Le Quattro Volte” es un filme del director calabrés Michelagelo Frammartino, una mezcla interesante de tradiciones, pasados y presentes que se enlazan para mostrar de manera simple y directa 4 circuitos de la vida en un pueblito perdido de Italia.

le quattro volte

De una manera muy contemplativa, donde los diálogos están ausentes y donde el paisaje es parte esencial de la historia, la cinta nos permite acercarnos a 4 momentos que se nutren de las tradiciones, costumbres y trabajo de una sociedad y que son importantes para entender los caminos infinitos que la vida puede tener, a través de diferentes formas. Claro está que no es un filme entretenido, si es lo que uno busca en el momento de ir al cine, es otro tipo de trabajo cinematográfico, que invita a la reflexión, al análisis a partir de una mirada simple impuesta por el director.

De las 4 historias, que se unen entre sí para darle un sentido al filme, la del viejito pastor es la más emotiva. Él es una persona de elevada edad que cada día lleva a pastar a sus ovejas a pesar de estar muy enfermo aunque tiene la confianza que podrá curarse si toma con agua el polvo que se junta en el piso de la iglesia del pueblo. Entre la simpatía que genera el viejito, están sus cabras que junto a él hacen de las escenas una mezcla excelsa de tragi-comedia. En ese escenario desolado y frio, las cosas más sencillas arrancan una sonrisa y permiten reflexionar sobre cómo debemos contemplar lo más cercano y cotidiano que tenemos alrededor. Los perros jugando en la calle, haciendo travesuras con los demás animales, las mujeres fieles en una procesión que se dispersan antes los acontecimientos fortuitos de los animales, entre otras cosas, que permiten hacer de "Le quattro volte" un momento de distensión.
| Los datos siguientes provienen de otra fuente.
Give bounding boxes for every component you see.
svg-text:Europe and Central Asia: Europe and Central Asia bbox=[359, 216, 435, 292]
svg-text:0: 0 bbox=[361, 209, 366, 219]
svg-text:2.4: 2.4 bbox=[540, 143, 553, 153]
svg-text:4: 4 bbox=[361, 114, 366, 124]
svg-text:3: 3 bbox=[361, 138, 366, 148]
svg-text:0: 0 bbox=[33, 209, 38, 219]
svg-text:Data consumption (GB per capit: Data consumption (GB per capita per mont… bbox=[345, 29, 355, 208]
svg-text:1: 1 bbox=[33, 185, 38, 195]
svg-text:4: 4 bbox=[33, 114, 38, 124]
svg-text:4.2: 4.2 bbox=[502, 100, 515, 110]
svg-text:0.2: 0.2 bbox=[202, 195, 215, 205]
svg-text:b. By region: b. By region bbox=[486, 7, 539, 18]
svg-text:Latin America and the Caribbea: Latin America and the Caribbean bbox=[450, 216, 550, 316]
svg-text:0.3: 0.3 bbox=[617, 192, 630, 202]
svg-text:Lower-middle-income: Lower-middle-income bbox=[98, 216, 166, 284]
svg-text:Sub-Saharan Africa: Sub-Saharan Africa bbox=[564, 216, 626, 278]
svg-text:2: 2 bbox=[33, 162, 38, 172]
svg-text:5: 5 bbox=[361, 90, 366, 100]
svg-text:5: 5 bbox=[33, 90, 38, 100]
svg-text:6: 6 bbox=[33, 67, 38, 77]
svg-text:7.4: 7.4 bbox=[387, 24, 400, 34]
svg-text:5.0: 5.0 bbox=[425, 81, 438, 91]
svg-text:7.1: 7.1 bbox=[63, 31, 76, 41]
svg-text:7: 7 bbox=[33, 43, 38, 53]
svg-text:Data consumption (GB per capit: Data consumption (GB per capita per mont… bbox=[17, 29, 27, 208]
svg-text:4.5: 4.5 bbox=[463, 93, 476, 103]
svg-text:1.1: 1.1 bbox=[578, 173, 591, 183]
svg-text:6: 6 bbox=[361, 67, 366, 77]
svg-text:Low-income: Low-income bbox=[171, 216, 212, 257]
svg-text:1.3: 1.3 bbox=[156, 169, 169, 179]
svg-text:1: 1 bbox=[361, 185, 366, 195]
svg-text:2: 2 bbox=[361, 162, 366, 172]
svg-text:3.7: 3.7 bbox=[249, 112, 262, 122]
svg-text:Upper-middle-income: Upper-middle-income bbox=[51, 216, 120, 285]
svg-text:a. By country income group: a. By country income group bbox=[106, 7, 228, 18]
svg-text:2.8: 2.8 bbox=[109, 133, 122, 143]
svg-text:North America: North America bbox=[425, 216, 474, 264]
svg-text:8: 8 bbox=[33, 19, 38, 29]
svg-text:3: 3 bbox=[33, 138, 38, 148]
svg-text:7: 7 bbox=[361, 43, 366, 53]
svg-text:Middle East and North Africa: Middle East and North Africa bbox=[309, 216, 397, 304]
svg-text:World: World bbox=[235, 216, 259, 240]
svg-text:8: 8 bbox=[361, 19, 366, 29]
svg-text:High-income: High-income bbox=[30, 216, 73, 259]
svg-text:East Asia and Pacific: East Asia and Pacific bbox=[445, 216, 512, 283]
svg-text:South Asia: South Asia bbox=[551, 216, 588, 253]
Frammartino es un joven director que no tiene miedo en construir sus filmes con objetos y animales como personajes principales. Una manera interesante y austera de tomar elementos del entorno y hacerlos propios contando 4 historias (el pastor, la cabrita, el árbol y el carbón) que laten en cada fotograma, que permiten ser parte de una hermosa narración y brillan por separado transmitiendo muchos sentimientos. Detrás de cada elemento de nuestra vida hay algo más que tiene propia luz y que podría ser un personaje de una historia, así como Frammartino logra hacerlo en este filme. ¡Preparate! Advierto, que más de uno puedo no interesarle este tipo de filmes independientes y puede quedarse dormido en su proyección. ¡Igualmente vale la pena intentarlo!.